Articolo di Massimiliano Iervolino su Huffingtonpost: Transizione energetica: perché il 2025 è l’anno della verità – HuffPost Italia

Il rischio è di parlare sempre dei massimi sistemi e non della concretezza delle norme. Infatti quando si sente discutere della transizione energetica, i più continuano a discettare su quali tecnologie utilizzare e non si concentrano su quanto già c’è. Ossia il PNIEC (Piano energia e clima) e il pacchetto comunitario “FIT for 55” dai quali deriva che l’obiettivo italiano al 2030 è l’installazione di una potenza aggiuntiva pari a 80 GW da fonti rinnovabili rispetto al 31 dicembre 2020. 
Orbene, visto che nel nostro Paese “grazie” alla riforma del Titolo V della Costituzione quella energetica è una competenza condivisa tra Stato e Regioni, queste ultime giocheranno un ruolo fondamentale per la transizione energetica nazionale, tanto è vero che il Governo ne ha individuato la ripartizione in termini di potenza da installare. 
Per esempio entro il 2030 il Lazio dovrà raggiungere l’obiettivo di circa 4.8 GW, la Lombardia 8.766, il Piemonte 4.991, la Sardegna 6.624 e la Puglia 7.387 GW.
In parole povere siamo di fronte ad un obiettivo nazionale suddiviso per diciannove regioni e due provincie autonome: un capolavoro. 

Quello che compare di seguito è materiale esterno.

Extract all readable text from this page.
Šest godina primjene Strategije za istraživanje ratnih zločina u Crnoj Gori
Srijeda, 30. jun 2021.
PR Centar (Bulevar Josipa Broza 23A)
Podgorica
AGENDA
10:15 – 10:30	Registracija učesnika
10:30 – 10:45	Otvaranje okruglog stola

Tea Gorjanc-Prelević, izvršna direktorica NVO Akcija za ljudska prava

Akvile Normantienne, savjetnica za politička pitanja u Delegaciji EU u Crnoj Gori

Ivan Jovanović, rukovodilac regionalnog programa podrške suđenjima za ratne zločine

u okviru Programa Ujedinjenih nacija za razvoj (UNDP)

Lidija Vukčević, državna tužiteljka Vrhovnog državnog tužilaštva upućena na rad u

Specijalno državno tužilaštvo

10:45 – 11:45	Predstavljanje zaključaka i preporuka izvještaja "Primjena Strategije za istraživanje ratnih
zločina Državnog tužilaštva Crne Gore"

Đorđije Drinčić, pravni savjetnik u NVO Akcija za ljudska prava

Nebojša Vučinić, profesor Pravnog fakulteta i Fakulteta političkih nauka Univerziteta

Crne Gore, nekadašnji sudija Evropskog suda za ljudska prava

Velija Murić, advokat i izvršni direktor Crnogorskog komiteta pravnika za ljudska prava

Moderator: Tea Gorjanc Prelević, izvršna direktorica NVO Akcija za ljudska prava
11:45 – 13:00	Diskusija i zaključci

Il raggiungimento o meno di questi 80 GW di potenza da installare entro il 2030, ci dirà se l’Italia avrà davvero imboccato la strada giusta per la transizione energetica. Raggiungere quei numeri, tra le altre cose, vorrebbe dire poter intervenire sull’industria pesante (hard to abate), sulla mobilità elettrica e sulla produzione di idrogeno verde.
Ovviamente siamo già indietro con la tabella di marcia. Infatti parliamo di un Decreto, il 199/2021, approvato durante la scorsa legislatura con il Governo Draghi. All’interno del quale c’è l’articolo 20 che delega una serie di ministeri a emanare a loro volta un decreto con lo scopo di stabilire i criteri per l’individuazione delle aree idonee e non idonee. L’atto interministeriale doveva essere pronto entro il giugno del 2022 e conseguentemente entro dicembre 2022 le regioni dovevano su questo legiferare. Ma le tempistiche in Italia sono sempre ordinatorie, e mai perentorie, ahinoi. Tanto è vero che il tanto atteso “DM aree idonee” – Disciplina per l’individuazione di superfici e aree idonee per l’installazione di impianti a fonti rinnovabili –  è entrato in vigore il 3 luglio del 2024 ovvero con due anni di ritardo. Da queste tempistiche consegue che il 2025 sarà l’anno chiave per capire se la nostra transizione energetica si realizzerà o meno. Perché le Regioni avranno sei mesi di tempo per individuare, attraverso delle proprie leggi, le zone dove poter installare o no impianti da rinnovabili. E la nostra transizione dipenderà molto da come verranno scritte queste norme regionali. 
Un primo segnale di allarme – colto dalle imprese e non dalla politica – giunge dalla Sardegna che, poche settimane fa, ha licenziato un disegno di legge attraverso il quale ha sancito come il 99% del proprio territorio vada considerato non idoneo. Una strada simile purtroppo la sta percorrendo pure la Regione Puglia. Tuttavia era da aspettarselo, infatti il Decreto ministeriale pubblicato il 3 luglio del 2024, contiene un’ampia quota di discrezionalità a favore delle regioni nell’individuazione delle aree idonee e non idonee. Il rischio, più che mai concreto, è quello di trovarsi di fronte a regimi diversi da regione a regione, con la possibilità di vedere ampie fette di territorio italiano etichettato dalle regioni come non idoneo. Il “caso” Sardegna insegna. Il lettore comprenderà bene che così facendo gli obiettivi al 2030 non verranno mai raggiunti e quindi addio alla transizione energetica del nostro Paese.
Infine a chi invece si occupa di politica una domanda è d’obbligo: ha ancora senso mantenere l’energia come materia concorrente tra Stato e Regioni soprattutto alla luce delle crisi degli anni precedenti e degli obiettivi comunitari per la transizione energetica?